In the past 15 years, the Kenyan black rhino (Diceros bicornis Michaeli) has done fairly well. The challenge, according to Craig, is where to put them and how to save them from the ever-vigilant poachers.
Historically, the black rhino population in Kenya was so huge that they were considered vermin.
In the early 1950s, the colonial government dispatched J.A Hunter, a wildlife control officer, to shoot as many as he could to clear the land for farming in Ukambani, lower Eastern Province.
Hunter recorded in his diary that he shot a thousand in a couple of months but questioned the wisdom of having to shoot them to the point when there would be no more land left to be cleared.
A 1960 photograph of a herd of black rhino in Amboseli National Park shows them lounging by a swamp, full and fat (inset top, right).

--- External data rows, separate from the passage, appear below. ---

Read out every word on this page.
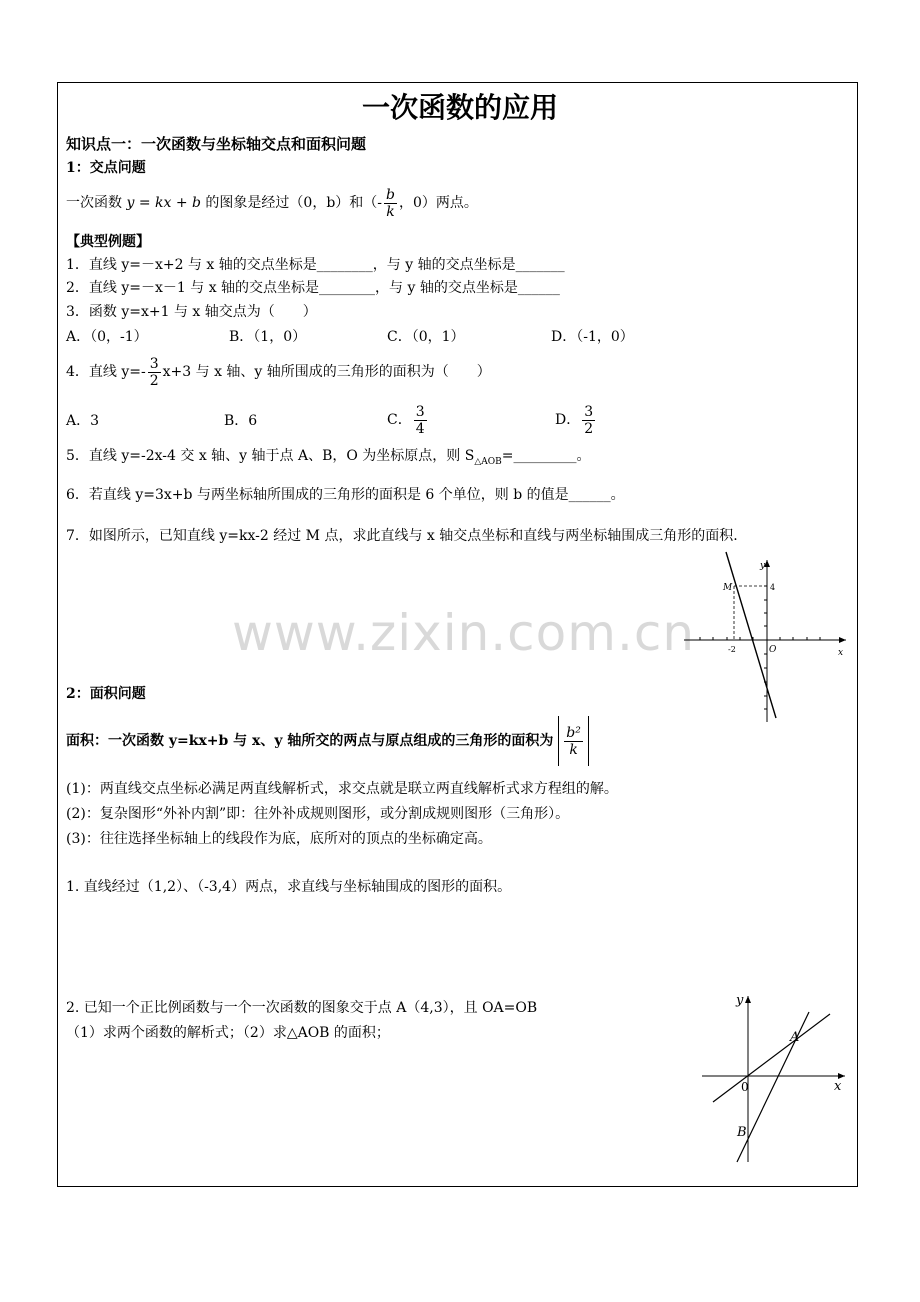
一次函数的应用
知识点一：一次函数与坐标轴交点和面积问题
1：交点问题
一次函数 y = kx + b 的图象是经过（0，b）和（- $\frac{b}{k}$ ，0）两点。
【典型例题】
1．直线 y=－x+2 与 x 轴的交点坐标是________，与 y 轴的交点坐标是_______
2．直线 y=－x－1 与 x 轴的交点坐标是________，与 y 轴的交点坐标是______
3．函数 y=x+1 与 x 轴交点为（　　）
A．（0，-1）	B．（1，0）	C．（0，1）	D．（-1，0）
4．直线 $y=- \frac{3}{2} x+3$ 与 x 轴、y 轴所围成的三角形的面积为（　　）
A．3	B．6	C． $\frac{3}{4}$	D． $\frac{3}{2}$
5．直线 y=-2x-4 交 x 轴、y 轴于点 A、B，O 为坐标原点，则 $S_{\triangle AOB}=\_\_\_\_\_\_\_\_\_$。
6．若直线 y=3x+b 与两坐标轴所围成的三角形的面积是 6 个单位，则 b 的值是______。
7．如图所示，已知直线 y=kx-2 经过 M 点，求此直线与 x 轴交点坐标和直线与两坐标轴围成三角形的面积.
www.zixin.com.cn
y
x
M	4
-2	O
2：面积问题
面积：一次函数 y=kx+b 与 x、y 轴所交的两点与原点组成的三角形的面积为 $\frac{\text{b²}}{k}$
(1)：两直线交点坐标必满足两直线解析式，求交点就是联立两直线解析式求方程组的解。
(2)：复杂图形“外补内割”即：往外补成规则图形，或分割成规则图形（三角形）。
(3)：往往选择坐标轴上的线段作为底，底所对的顶点的坐标确定高。
1. 直线经过（1,2）、（-3,4）两点，求直线与坐标轴围成的图形的面积。
2. 已知一个正比例函数与一个一次函数的图象交于点 A（4,3），且 OA=OB
（1）求两个函数的解析式；（2）求△AOB 的面积；
y
x
A
0
B
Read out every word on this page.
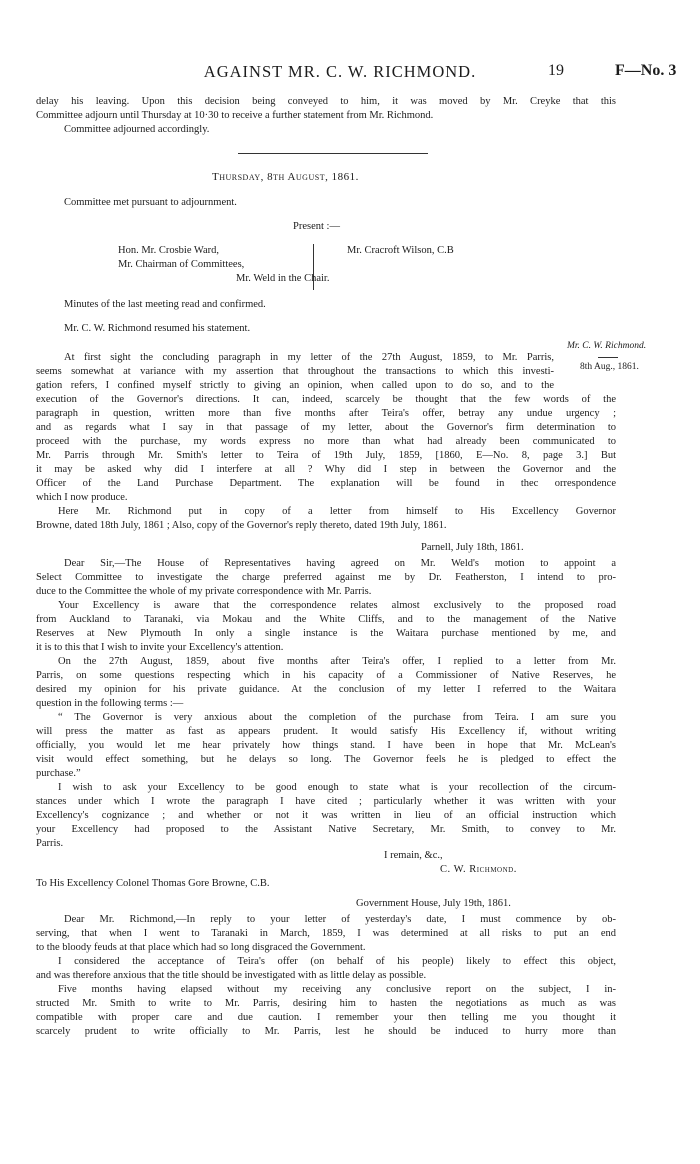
AGAINST MR. C. W. RICHMOND.	19	F—No. 3
delay his leaving. Upon this decision being conveyed to him, it was moved by Mr. Creyke that this
Committee adjourn until Thursday at 10·30 to receive a further statement from Mr. Richmond.
Committee adjourned accordingly.
Thursday, 8th August, 1861.
Committee met pursuant to adjournment.
Present :—
Hon. Mr. Crosbie Ward,
Mr. Chairman of Committees,
Mr. Cracroft Wilson, C.B
Mr. Weld in the Chair.
Minutes of the last meeting read and confirmed.
Mr. C. W. Richmond resumed his statement.
Mr. C. W. Richmond.
8th Aug., 1861.
At first sight the concluding paragraph in my letter of the 27th August, 1859, to Mr. Parris,
seems somewhat at variance with my assertion that throughout the transactions to which this investi-
gation refers, I confined myself strictly to giving an opinion, when called upon to do so, and to the
execution of the Governor's directions. It can, indeed, scarcely be thought that the few words of the
paragraph in question, written more than five months after Teira's offer, betray any undue urgency ;
and as regards what I say in that passage of my letter, about the Governor's firm determination to
proceed with the purchase, my words express no more than what had already been communicated to
Mr. Parris through Mr. Smith's letter to Teira of 19th July, 1859, [1860, E—No. 8, page 3.] But
it may be asked why did I interfere at all ? Why did I step in between the Governor and the
Officer of the Land Purchase Department. The explanation will be found in thec orrespondence
which I now produce.
Here Mr. Richmond put in copy of a letter from himself to His Excellency Governor
Browne, dated 18th July, 1861 ; Also, copy of the Governor's reply thereto, dated 19th July, 1861.
Parnell, July 18th, 1861.
Dear Sir,—The House of Representatives having agreed on Mr. Weld's motion to appoint a
Select Committee to investigate the charge preferred against me by Dr. Featherston, I intend to pro-
duce to the Committee the whole of my private correspondence with Mr. Parris.
Your Excellency is aware that the correspondence relates almost exclusively to the proposed road
from Auckland to Taranaki, via Mokau and the White Cliffs, and to the management of the Native
Reserves at New Plymouth In only a single instance is the Waitara purchase mentioned by me, and
it is to this that I wish to invite your Excellency's attention.
On the 27th August, 1859, about five months after Teira's offer, I replied to a letter from Mr.
Parris, on some questions respecting which in his capacity of a Commissioner of Native Reserves, he
desired my opinion for his private guidance. At the conclusion of my letter I referred to the Waitara
question in the following terms :—
“ The Governor is very anxious about the completion of the purchase from Teira. I am sure you
will press the matter as fast as appears prudent. It would satisfy His Excellency if, without writing
officially, you would let me hear privately how things stand. I have been in hope that Mr. McLean's
visit would effect something, but he delays so long. The Governor feels he is pledged to effect the
purchase.”
I wish to ask your Excellency to be good enough to state what is your recollection of the circum-
stances under which I wrote the paragraph I have cited ; particularly whether it was written with your
Excellency's cognizance ; and whether or not it was written in lieu of an official instruction which
your Excellency had proposed to the Assistant Native Secretary, Mr. Smith, to convey to Mr.
Parris.
I remain, &c.,
C. W. Richmond.
To His Excellency Colonel Thomas Gore Browne, C.B.
Government House, July 19th, 1861.
Dear Mr. Richmond,—In reply to your letter of yesterday's date, I must commence by ob-
serving, that when I went to Taranaki in March, 1859, I was determined at all risks to put an end
to the bloody feuds at that place which had so long disgraced the Government.
I considered the acceptance of Teira's offer (on behalf of his people) likely to effect this object,
and was therefore anxious that the title should be investigated with as little delay as possible.
Five months having elapsed without my receiving any conclusive report on the subject, I in-
structed Mr. Smith to write to Mr. Parris, desiring him to hasten the negotiations as much as was
compatible with proper care and due caution. I remember your then telling me you thought it
scarcely prudent to write officially to Mr. Parris, lest he should be induced to hurry more than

To see more than two at a time today is rare, and a family herd is almost unheard of. At the height of poaching — between 1970 and 1983 — Kenya lost almost 93 per cent of its rhinos, with almost four and a half being killed per day for their horns. In 1983, Kenya had only 280 black rhinos.
Despite the heavy security, the threat to this prehistoric megaherbivore is being blamed on rising poverty and proliferation of firearms, even though the Convention on the International Trade in Endangered Species (Cites) has slapped a ban on trade in rhino horn.
For a person living on less than a dollar a day, poaching is tempting because a kilo of rhino horn can fetch Ksh120,000 ($1,600), says Craig.
In recent times, poachers have been using poisoned arrows so as not to attract the attention of the rangers with noisy firearms. Some are even known to use dogs to sniff out their quarry. The all-time favourite is the cable snare laid in the forest.
New market drivers such as the Vietnamese claims that rhino horn can cure cancer do little to abate the trade.
“Kenya’s policy is of non-usage and the Cites ban has worked to some extent,” said Craig. “For now, it’s important that the ban remains.
In Kenya, every rhino counts. KWS goes to extraordinary lengths to protect the animals,” he added.
Using bloodhounds that can track poachers even 36 hours after the kill has led to the arrest of a number of poachers.
“Kenya’s Vision 2030 is to see 2,000 black rhinos in the wild,” said Craig. With the current success rate of rhino breeding in the country — almost 48 newborns per year — the workload is increasing.
There is a lot of translocation of rhinos, as many as three to five every day from high density areas to suitable low density ones such as northern Kenya.
“Some 25 per cent of Kenya’s wildlife is found in northern Kenya,” Craig pointed out. Northern Kenya’s landscape is mostly arid rangeland, unsuitable for farming. According to Craig, it’s an area to invest in, working alongside local people.
“Wildlife can be used as a tool for peace,” he said, where communities take charge of their private sanctuaries and work towards poverty eradication, one of the Millennium Development Goals under Vision 2030
The 55,000-acre private Lewa Wildlife Conservancy in Kenya is one of the great black rhino conservation success stories and serves as a model for other sanctuaries throughout Africa.
One of the first ones, encouraged by Craig, started in 1995 at Il Ngwesi, a 16,500 acre group-ranch owned by the Laikipia Maasai to the northwest of Lewa Wildlife Conservancy, followed by Ngare Ndare, Lekurruki and Kalama group ranches, with Namunyak further north in Samburu.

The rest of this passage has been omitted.